On May 22, 1991, this Court issued an Opinion and Order granting Mother’s Motion to Dismiss Father’s petition for a custody modification of a foreign custody Order. The Court concluded that while this State could exercise subject matter jurisdiction over the dispute, it should instead defer to the concurrent jurisdiction of the State of Colorado. The decision was based upon the Court’s interpretation of the Uniform Child Custody Jurisdiction Act, 13 Del.C. § 1901 et seq., most notably the provisions contained in § 1907 dealing with the doctrine of forum non conveniens.

Father’s first contention is merely a restatement of the facts. Nothing is offered which would indicate to the Court that reargument is appropriate. Father’s second contention is the bald statement that litigation in Colorado would be “just as inconvenient” as it would be in Delaware. This position was expressly rejected by the Court in its decision of May 22, 1991, when it determined that Delaware was an inconvenient forum. The evidence then and now supports that conclusion. Father’s final contention was similarly rejected by the Court when it determined that both States had subject matter jurisdiction over this custody dispute and that the more appropriate forum was Colorado.
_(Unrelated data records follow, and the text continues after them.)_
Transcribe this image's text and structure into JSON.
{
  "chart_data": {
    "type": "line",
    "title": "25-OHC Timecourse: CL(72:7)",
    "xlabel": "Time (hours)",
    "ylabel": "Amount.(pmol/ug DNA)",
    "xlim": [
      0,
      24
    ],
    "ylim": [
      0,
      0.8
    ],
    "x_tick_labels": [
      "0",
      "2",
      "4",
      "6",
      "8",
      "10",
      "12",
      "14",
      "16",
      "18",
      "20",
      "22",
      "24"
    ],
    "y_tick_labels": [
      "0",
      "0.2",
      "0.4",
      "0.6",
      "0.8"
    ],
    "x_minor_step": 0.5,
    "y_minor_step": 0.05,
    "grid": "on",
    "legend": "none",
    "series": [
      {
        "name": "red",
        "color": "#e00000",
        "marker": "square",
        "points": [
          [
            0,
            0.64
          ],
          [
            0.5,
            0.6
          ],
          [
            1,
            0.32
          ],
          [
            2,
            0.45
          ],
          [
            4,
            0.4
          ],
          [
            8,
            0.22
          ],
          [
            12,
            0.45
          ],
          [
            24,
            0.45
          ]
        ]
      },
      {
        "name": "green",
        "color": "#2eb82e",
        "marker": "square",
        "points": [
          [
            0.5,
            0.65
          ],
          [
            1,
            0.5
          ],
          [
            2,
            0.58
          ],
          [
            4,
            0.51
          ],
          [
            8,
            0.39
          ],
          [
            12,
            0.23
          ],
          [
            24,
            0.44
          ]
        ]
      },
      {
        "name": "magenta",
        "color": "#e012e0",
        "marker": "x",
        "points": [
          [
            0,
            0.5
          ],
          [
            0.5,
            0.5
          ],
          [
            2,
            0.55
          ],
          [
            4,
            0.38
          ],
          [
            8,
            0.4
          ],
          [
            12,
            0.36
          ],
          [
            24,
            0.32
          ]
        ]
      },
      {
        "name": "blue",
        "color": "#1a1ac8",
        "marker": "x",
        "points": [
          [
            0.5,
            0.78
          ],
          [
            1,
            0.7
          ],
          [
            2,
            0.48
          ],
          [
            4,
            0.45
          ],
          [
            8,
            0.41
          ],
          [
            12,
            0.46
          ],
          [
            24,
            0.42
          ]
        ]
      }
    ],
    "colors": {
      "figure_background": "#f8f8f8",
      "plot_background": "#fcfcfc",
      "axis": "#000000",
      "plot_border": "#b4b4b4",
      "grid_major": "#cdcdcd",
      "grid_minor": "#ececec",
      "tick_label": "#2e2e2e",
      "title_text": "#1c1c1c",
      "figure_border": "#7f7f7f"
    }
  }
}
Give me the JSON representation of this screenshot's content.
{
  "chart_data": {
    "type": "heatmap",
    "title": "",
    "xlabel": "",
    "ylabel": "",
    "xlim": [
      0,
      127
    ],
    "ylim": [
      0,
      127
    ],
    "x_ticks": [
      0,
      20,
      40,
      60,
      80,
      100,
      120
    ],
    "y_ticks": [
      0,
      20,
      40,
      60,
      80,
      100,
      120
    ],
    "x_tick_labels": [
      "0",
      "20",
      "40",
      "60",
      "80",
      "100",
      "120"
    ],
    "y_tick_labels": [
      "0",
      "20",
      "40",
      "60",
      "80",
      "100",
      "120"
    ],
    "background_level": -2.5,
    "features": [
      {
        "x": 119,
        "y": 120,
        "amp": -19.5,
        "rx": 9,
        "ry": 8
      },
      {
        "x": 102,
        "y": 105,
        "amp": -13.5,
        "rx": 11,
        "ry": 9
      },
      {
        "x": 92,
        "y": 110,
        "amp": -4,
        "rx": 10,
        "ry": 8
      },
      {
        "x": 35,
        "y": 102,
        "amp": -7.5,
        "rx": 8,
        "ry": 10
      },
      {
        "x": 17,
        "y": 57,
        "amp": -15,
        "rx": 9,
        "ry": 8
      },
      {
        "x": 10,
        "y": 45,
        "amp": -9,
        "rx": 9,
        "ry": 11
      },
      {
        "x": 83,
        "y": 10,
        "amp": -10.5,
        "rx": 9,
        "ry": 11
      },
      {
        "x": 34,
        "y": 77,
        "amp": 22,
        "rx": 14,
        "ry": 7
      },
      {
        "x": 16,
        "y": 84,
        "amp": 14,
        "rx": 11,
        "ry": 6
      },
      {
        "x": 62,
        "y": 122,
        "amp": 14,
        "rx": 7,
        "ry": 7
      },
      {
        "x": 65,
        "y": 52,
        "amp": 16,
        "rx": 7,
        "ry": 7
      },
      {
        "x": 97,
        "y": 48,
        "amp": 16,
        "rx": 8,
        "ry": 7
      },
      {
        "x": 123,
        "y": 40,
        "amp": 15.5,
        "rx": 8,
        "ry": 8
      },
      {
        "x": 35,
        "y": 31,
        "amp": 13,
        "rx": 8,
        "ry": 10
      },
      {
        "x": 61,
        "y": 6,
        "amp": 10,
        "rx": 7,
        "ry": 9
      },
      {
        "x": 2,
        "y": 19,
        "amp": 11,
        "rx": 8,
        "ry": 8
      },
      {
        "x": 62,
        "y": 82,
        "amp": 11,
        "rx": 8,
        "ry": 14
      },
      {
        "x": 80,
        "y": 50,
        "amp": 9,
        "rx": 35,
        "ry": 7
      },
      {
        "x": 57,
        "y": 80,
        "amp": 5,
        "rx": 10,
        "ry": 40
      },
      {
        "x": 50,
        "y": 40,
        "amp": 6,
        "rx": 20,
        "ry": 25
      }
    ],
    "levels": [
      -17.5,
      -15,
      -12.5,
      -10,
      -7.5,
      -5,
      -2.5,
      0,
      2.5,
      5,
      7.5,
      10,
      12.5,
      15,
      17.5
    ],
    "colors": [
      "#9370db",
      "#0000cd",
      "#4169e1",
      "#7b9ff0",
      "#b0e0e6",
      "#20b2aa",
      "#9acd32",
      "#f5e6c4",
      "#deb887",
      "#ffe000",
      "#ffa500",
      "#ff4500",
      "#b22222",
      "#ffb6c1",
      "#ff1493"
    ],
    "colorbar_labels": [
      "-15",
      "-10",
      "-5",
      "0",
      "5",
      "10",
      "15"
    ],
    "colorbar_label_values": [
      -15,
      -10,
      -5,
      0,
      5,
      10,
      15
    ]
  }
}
The Court finding no merit in Father’s Motion for Reargument, it is hereby denied.

IT IS SO ORDERED.

. Actually, Father is requesting a custody modification which would place primary residence of the Child with him.

. Mother subsequently filed a Response to Father's Response to the Motion to Dismiss which has been stricken from the record as an unauthorized pleading.

. Father Hied his petition for custody one day before Delaware would have ceased to be Jason’s home state (Assuming Father’s dates of Jason’s residence in Delaware were accepted as true).